Obsessive pursuit of growth
To mitigate the decline in soft drinks, Coca-Cola must also prioritise growth in different markets, across different occasions and with a wider range of consumers.
This goal is reflected in its corporate structure, with Coca-Cola scrapping the CMO position in March 2017 and appointing Francisco Crespo as chief growth officer instead.
Coca-Cola’s global vice-president of creative, Rodolfo Echeverria, explains: “We have always been big but now we are obsessively pursuing growth, not in the sense that we want to be richer but in the sense that we are looking at those consumers who are not our consumers right now. We’re asking how can we grow? How can we satisfy more and better consumer needs?”
Looking to the future
To understand the future of Coca-Cola it helps to look to Japan, where the company launches four products a week.
Sparkling CMO Meza explains: “One of the things the Japan business has done is to understand very quickly which products have the chance have to be maintained and which have to be removed. It’s a change of mindset and that’s what James Quincey is pushing us to do, and I’ve seen more and more of that in Coca-Cola.”
Coca-Cola might appear to have been innovating for years given the steady stream of new Coke flavours. However, Roy admits these new flavours “don’t really help the brand grow in a long-term, sustainable way”.
To do that it needs to expand into new drinking occasions. And this is where it is starting to experiment. A year ago, Japan launched Coke with coffee. It’s a prime example of breaking the ‘holy grail’ rules because the combination of Coca-Cola and coffee beans fundamentally changes the core Coke recipe.
Coke with coffee is also different because its sales do not come at the expense of the core product. Instead, they come from looking at an occasion and a need – people wanting more caffeine to perk them up during an afternoon slump – thus taking sales from other categories rather than cannibalising Coca-Cola sales. It launched in Spain in October and the hope is that by the end of next year it will be in 50% of Coca-Cola’s markets.

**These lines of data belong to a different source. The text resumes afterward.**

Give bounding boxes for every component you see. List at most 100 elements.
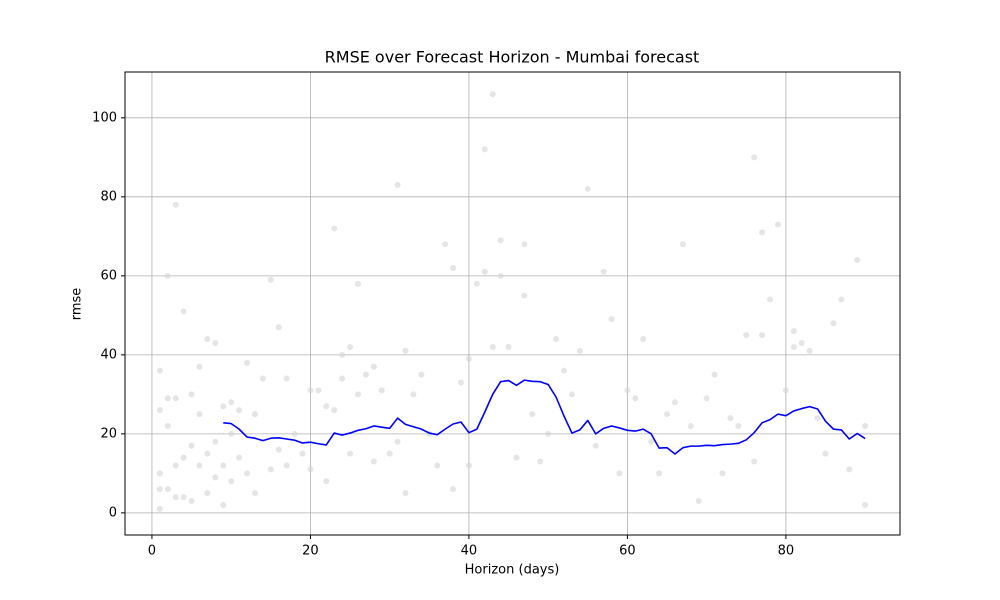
scatter-point bbox=[806, 347, 813, 354]
scatter-point bbox=[798, 340, 805, 347]
scatter-point bbox=[172, 462, 179, 469]
scatter-point bbox=[251, 411, 258, 418]
scatter-point bbox=[378, 387, 385, 394]
x-tick-label: 20 bbox=[302, 544, 319, 559]
scatter-point bbox=[172, 395, 179, 402]
scatter-point bbox=[782, 387, 789, 394]
scatter-point bbox=[354, 280, 361, 287]
scatter-point bbox=[521, 241, 528, 248]
x-axis-label: Horizon (days) bbox=[465, 563, 560, 578]
scatter-point bbox=[434, 462, 441, 469]
scatter-point bbox=[370, 458, 377, 465]
scatter-point bbox=[180, 454, 187, 461]
scatter-point bbox=[299, 450, 306, 457]
scatter-point bbox=[196, 363, 203, 370]
scatter-point bbox=[759, 332, 766, 339]
scatter-point bbox=[410, 391, 417, 398]
scatter-point bbox=[204, 490, 211, 497]
scatter-point bbox=[465, 462, 472, 469]
scatter-point bbox=[450, 486, 457, 493]
scatter-point bbox=[814, 415, 821, 422]
scatter-point bbox=[521, 292, 528, 299]
scatter-point bbox=[172, 201, 179, 208]
scatter-point bbox=[561, 367, 568, 374]
scatter-point bbox=[489, 343, 496, 350]
scatter-point bbox=[196, 411, 203, 418]
x-tick-label: 60 bbox=[619, 544, 636, 559]
scatter-point bbox=[418, 371, 425, 378]
scatter-point bbox=[307, 387, 314, 394]
scatter-point bbox=[751, 458, 758, 465]
x-tick-label: 80 bbox=[778, 544, 795, 559]
scatter-point bbox=[664, 411, 671, 418]
scatter-point bbox=[640, 336, 647, 343]
scatter-point bbox=[236, 454, 243, 461]
scatter-point bbox=[156, 407, 163, 414]
scatter-point bbox=[275, 324, 282, 331]
scatter-point bbox=[481, 268, 488, 275]
axes-frame bbox=[124, 71, 901, 536]
scatter-point bbox=[394, 181, 401, 188]
scatter-point bbox=[339, 351, 346, 358]
scatter-point bbox=[671, 399, 678, 406]
scatter-point bbox=[220, 501, 227, 508]
scatter-point bbox=[450, 264, 457, 271]
scatter-point bbox=[774, 221, 781, 228]
scatter-point bbox=[347, 343, 354, 350]
scatter-point bbox=[505, 343, 512, 350]
scatter-point bbox=[600, 268, 607, 275]
scatter-point bbox=[323, 478, 330, 485]
scatter-point bbox=[537, 458, 544, 465]
scatter-point bbox=[236, 407, 243, 414]
scatter-point bbox=[362, 371, 369, 378]
scatter-point bbox=[854, 257, 861, 264]
scatter-point bbox=[822, 450, 829, 457]
y-tick-label: 20 bbox=[100, 426, 117, 441]
scatter-point bbox=[790, 343, 797, 350]
y-tick-label: 100 bbox=[92, 110, 117, 125]
scatter-point bbox=[616, 470, 623, 477]
scatter-point bbox=[188, 442, 195, 449]
scatter-point bbox=[759, 229, 766, 236]
scatter-point bbox=[830, 320, 837, 327]
scatter-point bbox=[212, 340, 219, 347]
scatter-point bbox=[608, 316, 615, 323]
scatter-point bbox=[862, 422, 869, 429]
scatter-point bbox=[711, 371, 718, 378]
scatter-point bbox=[331, 225, 338, 232]
scatter-point bbox=[465, 355, 472, 362]
scatter-point bbox=[553, 336, 560, 343]
scatter-point bbox=[497, 237, 504, 244]
scatter-point bbox=[347, 450, 354, 457]
chart-title: RMSE over Forecast Horizon - Mumbai fore… bbox=[325, 48, 700, 67]
scatter-point bbox=[156, 486, 163, 493]
scatter-point bbox=[767, 296, 774, 303]
scatter-point bbox=[354, 391, 361, 398]
scatter-point bbox=[513, 454, 520, 461]
scatter-point bbox=[529, 411, 536, 418]
scatter-point bbox=[727, 415, 734, 422]
scatter-point bbox=[283, 462, 290, 469]
scatter-point bbox=[156, 470, 163, 477]
scatter-point bbox=[687, 422, 694, 429]
scatter-point bbox=[164, 486, 171, 493]
scatter-point bbox=[402, 490, 409, 497]
scatter-point bbox=[220, 403, 227, 410]
scatter-point bbox=[632, 395, 639, 402]
scatter-point bbox=[196, 462, 203, 469]
scatter-point bbox=[339, 375, 346, 382]
y-tick-label: 40 bbox=[100, 347, 117, 362]
scatter-point bbox=[172, 494, 179, 501]
scatter-point bbox=[743, 332, 750, 339]
scatter-point bbox=[695, 498, 702, 505]
scatter-point bbox=[751, 154, 758, 161]
scatter-point bbox=[228, 430, 235, 437]
scatter-point bbox=[251, 490, 258, 497]
scatter-point bbox=[862, 501, 869, 508]
scatter-point bbox=[164, 422, 171, 429]
scatter-point bbox=[315, 387, 322, 394]
scatter-point bbox=[291, 430, 298, 437]
scatter-point bbox=[656, 470, 663, 477]
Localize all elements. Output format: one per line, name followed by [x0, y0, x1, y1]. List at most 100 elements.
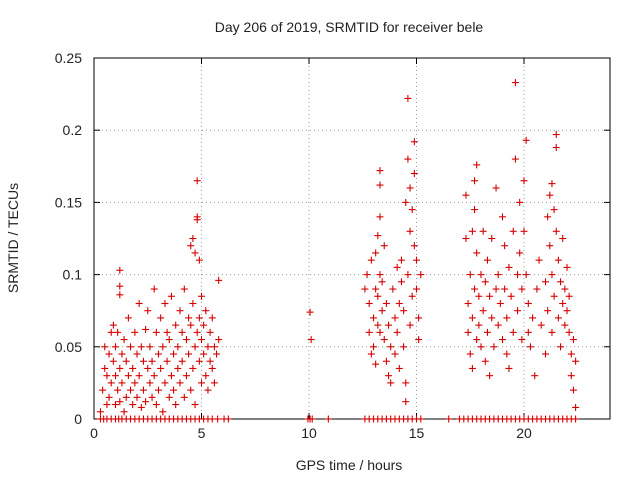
- data-point: [161, 299, 169, 307]
- data-point: [499, 336, 506, 344]
- data-point: [372, 285, 380, 293]
- data-point: [520, 177, 528, 185]
- data-point: [376, 213, 384, 221]
- data-point: [479, 307, 487, 315]
- data-point: [135, 299, 143, 307]
- data-point: [206, 357, 214, 365]
- data-point: [109, 357, 117, 365]
- data-point: [462, 191, 470, 199]
- data-point: [210, 379, 218, 387]
- data-point: [180, 285, 188, 293]
- data-point: [400, 307, 408, 315]
- data-point: [215, 336, 223, 344]
- data-point: [410, 242, 418, 250]
- data-point: [565, 292, 573, 300]
- data-point: [324, 415, 332, 423]
- data-point: [402, 198, 410, 206]
- data-point: [191, 249, 199, 257]
- data-point: [370, 314, 377, 322]
- data-point: [189, 299, 197, 307]
- data-point: [174, 343, 182, 351]
- data-point: [374, 232, 382, 240]
- data-point: [176, 307, 184, 315]
- data-point: [494, 321, 502, 329]
- data-point: [213, 350, 221, 358]
- data-point: [208, 314, 216, 322]
- data-point: [572, 415, 580, 423]
- data-point: [380, 336, 388, 344]
- data-point: [120, 336, 128, 344]
- data-point: [363, 271, 371, 279]
- data-point: [408, 292, 416, 300]
- data-point: [492, 285, 500, 293]
- data-point: [559, 235, 567, 242]
- data-point: [187, 242, 195, 250]
- data-point: [479, 227, 487, 235]
- data-point: [172, 321, 180, 329]
- data-point: [206, 328, 214, 336]
- data-point: [544, 307, 552, 315]
- data-point: [101, 364, 109, 372]
- data-point: [124, 314, 132, 322]
- data-point: [367, 350, 375, 358]
- data-point: [170, 386, 178, 394]
- data-point: [404, 94, 412, 102]
- data-point: [557, 343, 565, 351]
- data-point: [548, 328, 556, 336]
- data-point: [204, 343, 212, 351]
- data-point: [466, 271, 474, 279]
- data-point: [96, 408, 104, 416]
- data-point: [565, 328, 573, 336]
- data-point: [387, 343, 395, 351]
- data-point: [404, 271, 412, 279]
- data-point: [124, 372, 132, 380]
- data-point: [415, 314, 423, 322]
- data-point: [563, 307, 571, 315]
- data-point: [550, 292, 558, 300]
- data-point: [195, 256, 203, 264]
- gridlines: [94, 58, 610, 419]
- data-point: [178, 328, 186, 336]
- data-point: [559, 299, 567, 307]
- data-point: [483, 328, 491, 336]
- data-point: [112, 343, 119, 351]
- data-point: [306, 308, 314, 316]
- data-point: [152, 328, 160, 336]
- data-point: [198, 292, 205, 300]
- data-point: [567, 350, 575, 358]
- data-point: [107, 328, 115, 336]
- data-point: [144, 307, 152, 315]
- data-point: [531, 372, 539, 380]
- data-point: [494, 271, 502, 279]
- data-point: [542, 278, 549, 286]
- data-point: [550, 206, 558, 214]
- data-point: [548, 180, 556, 188]
- data-point: [144, 364, 152, 372]
- data-point: [116, 291, 124, 299]
- data-point: [193, 328, 201, 336]
- data-point: [477, 343, 485, 351]
- data-point: [483, 256, 491, 264]
- data-point: [486, 292, 494, 300]
- data-point: [165, 393, 173, 401]
- data-point: [488, 235, 496, 242]
- data-point: [569, 336, 577, 344]
- data-point: [361, 285, 369, 293]
- data-point: [391, 350, 399, 358]
- data-point: [471, 285, 479, 293]
- data-point: [468, 314, 476, 322]
- data-point: [139, 386, 147, 394]
- data-point: [490, 343, 498, 351]
- data-point: [137, 343, 145, 351]
- data-point: [127, 343, 135, 351]
- data-point: [533, 285, 541, 293]
- data-point: [367, 256, 375, 264]
- data-point: [402, 398, 410, 406]
- data-point: [376, 328, 384, 336]
- data-point: [468, 364, 476, 372]
- x-tick-label: 10: [301, 425, 317, 441]
- data-point: [365, 328, 373, 336]
- data-point: [182, 372, 190, 380]
- data-point: [157, 314, 165, 322]
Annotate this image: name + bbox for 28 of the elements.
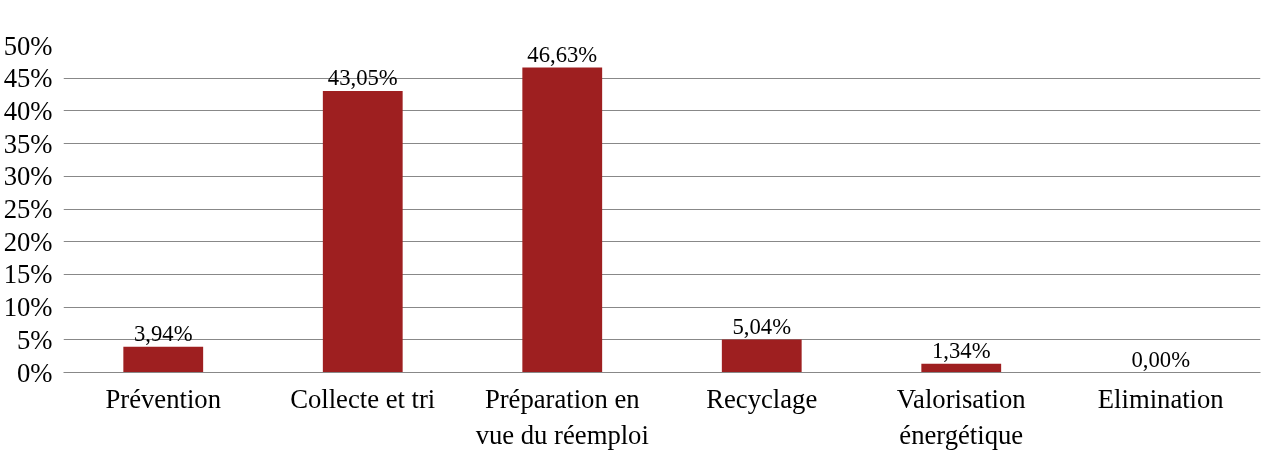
x-tick-label: Valorisation énergétique [896, 383, 1026, 450]
data-label: 1,34% [931, 337, 991, 363]
bar [921, 363, 1002, 373]
y-tick-label: 5% [16, 324, 53, 355]
y-tick-label: 30% [3, 161, 53, 192]
x-tick-label: Préparation en vue du réemploi [475, 383, 649, 450]
y-tick-label: 25% [3, 194, 53, 224]
bar [123, 346, 204, 373]
y-tick-label: 20% [3, 226, 53, 257]
x-tick-label: Elimination [1097, 383, 1224, 414]
data-label: 46,63% [527, 41, 598, 67]
y-tick-label: 45% [3, 63, 53, 94]
y-tick-label: 40% [3, 95, 53, 126]
bar [522, 67, 603, 373]
bar [322, 90, 403, 373]
x-tick-label: Recyclage [706, 383, 818, 414]
data-label: 3,94% [133, 320, 193, 346]
x-tick-label: Collecte et tri [290, 383, 436, 414]
y-tick-label: 50% [3, 30, 53, 61]
y-tick-label: 0% [16, 357, 53, 388]
y-tick-label: 10% [3, 292, 53, 323]
data-label: 5,04% [732, 313, 792, 339]
data-label: 0,00% [1131, 346, 1191, 372]
x-tick-label: Prévention [105, 383, 222, 414]
y-tick-label: 35% [3, 128, 53, 159]
bar [721, 339, 802, 373]
data-label: 43,05% [327, 64, 398, 90]
y-tick-label: 15% [3, 259, 53, 290]
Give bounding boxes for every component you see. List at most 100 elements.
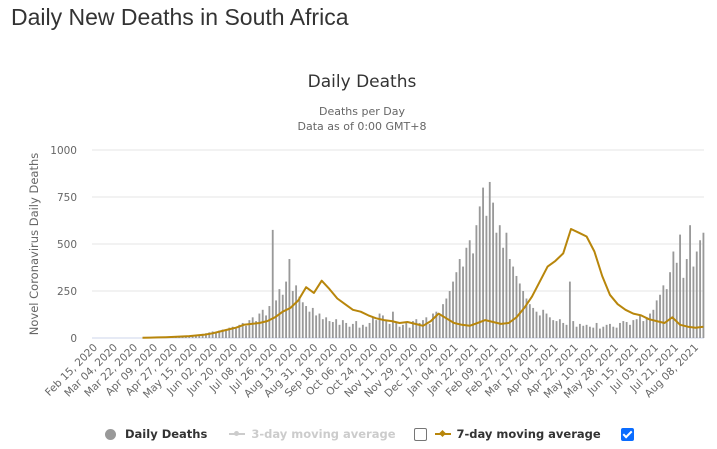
daily-deaths-bar [642, 321, 645, 338]
daily-deaths-bar [235, 328, 237, 338]
daily-deaths-bar [522, 291, 525, 338]
daily-deaths-bar [238, 324, 241, 338]
daily-deaths-bar [412, 321, 414, 338]
diamond-line-marker-icon [434, 429, 451, 439]
daily-deaths-bar [328, 321, 331, 338]
daily-deaths-bar [619, 322, 621, 338]
3day-average-checkbox[interactable] [413, 427, 427, 441]
daily-deaths-bar [221, 329, 224, 338]
daily-deaths-bar [241, 322, 244, 338]
daily-deaths-bar [365, 326, 368, 338]
daily-deaths-bar [602, 326, 605, 338]
daily-deaths-bar [595, 322, 598, 338]
legend-label-7day-average: 7-day moving average [456, 427, 601, 441]
legend-item-7day-average[interactable]: 7-day moving average [434, 427, 601, 441]
daily-deaths-bar [215, 332, 217, 338]
daily-deaths-bar [195, 335, 197, 338]
daily-deaths-bar [462, 266, 464, 338]
legend-item-daily-deaths[interactable]: Daily Deaths [105, 427, 207, 441]
daily-deaths-bar [371, 317, 374, 338]
daily-deaths-bar [288, 259, 291, 338]
daily-deaths-bar [565, 324, 568, 338]
legend-label-3day-average: 3-day moving average [251, 427, 396, 441]
daily-deaths-bar [555, 321, 558, 338]
daily-deaths-bar [672, 251, 675, 338]
daily-deaths-bar [665, 289, 668, 338]
daily-deaths-bar [388, 323, 391, 338]
chart-legend: Daily Deaths 3-day moving average 7-day … [105, 425, 634, 443]
daily-deaths-bar [405, 322, 408, 338]
daily-deaths-bar [505, 232, 508, 338]
daily-deaths-bar [422, 320, 424, 338]
daily-deaths-bar [368, 322, 371, 338]
daily-deaths-bar [432, 313, 434, 338]
daily-deaths-bar [255, 321, 257, 338]
daily-deaths-bar [398, 326, 401, 338]
daily-deaths-bar [525, 298, 528, 338]
daily-deaths-bar [345, 322, 348, 338]
daily-deaths-bar [575, 326, 578, 338]
daily-deaths-bar [331, 322, 334, 338]
daily-deaths-bar [545, 313, 548, 338]
daily-deaths-bar [361, 324, 364, 338]
daily-deaths-bar [508, 259, 511, 338]
daily-deaths-bar [588, 326, 591, 338]
daily-deaths-bar [612, 326, 615, 338]
line-marker-icon [229, 429, 246, 439]
daily-deaths-bar [465, 247, 468, 338]
daily-deaths-bar [692, 266, 695, 338]
daily-deaths-bar [428, 323, 431, 338]
daily-deaths-bar [695, 251, 698, 338]
daily-deaths-bar [375, 320, 378, 338]
daily-deaths-bar [458, 259, 461, 338]
daily-deaths-bar [245, 325, 247, 338]
daily-deaths-bar [558, 319, 561, 338]
daily-deaths-bar [548, 317, 551, 338]
daily-deaths-bar [498, 225, 501, 338]
legend-item-3day-average[interactable]: 3-day moving average [229, 427, 396, 441]
daily-deaths-bar [211, 331, 214, 338]
daily-deaths-bar [311, 307, 314, 338]
seven-day-average-line [142, 228, 704, 339]
daily-deaths-bar [385, 321, 388, 338]
daily-deaths-bar [659, 294, 661, 338]
daily-deaths-bar [568, 281, 571, 338]
daily-deaths-bar [552, 320, 555, 338]
daily-deaths-bar [188, 336, 191, 338]
daily-deaths-bar [321, 319, 324, 338]
daily-deaths-bar [455, 272, 458, 338]
7day-average-checkbox[interactable] [620, 427, 634, 441]
chart-title: Daily Deaths [308, 72, 417, 92]
daily-deaths-bar [435, 311, 438, 338]
daily-deaths-bar [395, 322, 398, 338]
daily-deaths-bar [645, 317, 648, 338]
daily-deaths-bar [685, 259, 688, 338]
daily-deaths-bar [275, 300, 277, 338]
daily-deaths-bar [609, 323, 611, 338]
daily-deaths-bar [408, 327, 411, 338]
daily-deaths-bar [562, 322, 565, 338]
daily-deaths-bar [448, 291, 451, 338]
daily-deaths-bar [308, 311, 311, 338]
daily-deaths-bar [669, 272, 671, 338]
daily-deaths-bar [351, 323, 354, 338]
daily-deaths-bar [622, 321, 625, 338]
daily-deaths-bar [348, 326, 351, 338]
daily-deaths-bar [518, 283, 521, 338]
daily-deaths-bar [689, 225, 691, 338]
daily-deaths-bar [358, 327, 361, 338]
daily-deaths-bar [418, 322, 421, 338]
daily-deaths-bar [515, 275, 518, 338]
daily-deaths-bar [231, 326, 234, 338]
daily-deaths-bar [191, 335, 194, 338]
y-tick-label: 0 [70, 333, 77, 345]
daily-deaths-bar [488, 181, 491, 338]
daily-deaths-bar [218, 330, 221, 338]
daily-deaths-bar [655, 300, 658, 338]
daily-deaths-bar [261, 309, 264, 338]
daily-deaths-bar [585, 324, 588, 338]
daily-deaths-bar [629, 324, 631, 338]
daily-deaths-bar [538, 315, 541, 338]
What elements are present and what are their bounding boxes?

Another example is the growing ‘food for specified health uses’ trend in Japan. The trend is about offering products that aid health and metabolism, so Coca-Cola has launched Coke plus fibre, which lowers the body’s fat absorption and is targeted at the over-40s.
It’s unlikely to launch more widely any time soon but the point is there is a market for more functional drinks. Following those trends will see Coca-Cola going boldly where Coke hasn’t gone before.
There is no doubt the organisation will look very different in 20 years’ time from how it does now if it continues on its current trajectory.
However, it’s unclear how this will translate to consumers. The Coca-Cola Company will still be synonymous with carbonated drinks and its namesake product but perhaps more popular products in other categories will become more important to the business.
Is there a point when the business owns a product bigger than Coca-Cola? Meza isn’t ruling it out, although he doesn’t see it happening in the next 10 years. What will be key, he believes, is Coca-Cola keeping up with the pace of change. “The moment the pace of change outside the company is higher than inside, then you start to lose,” he reflects.
Coca-Cola not a disruptor or a startup or an underdog tapping into a niche. It’s a big corporation and no amount of innovation hubs or logo updates is going to change that.
However, Coca-Cola is prioritising rapid innovation, launching into new markets and exploring nascent trends. Quincey’s decision to break old habits and adopt faster processes might be one born of necessity, but history is littered with companies that failed to do that. The future of the Coca-Cola brand may not be as exalted as in the past, but the company that bears its name still has some fizz left in it.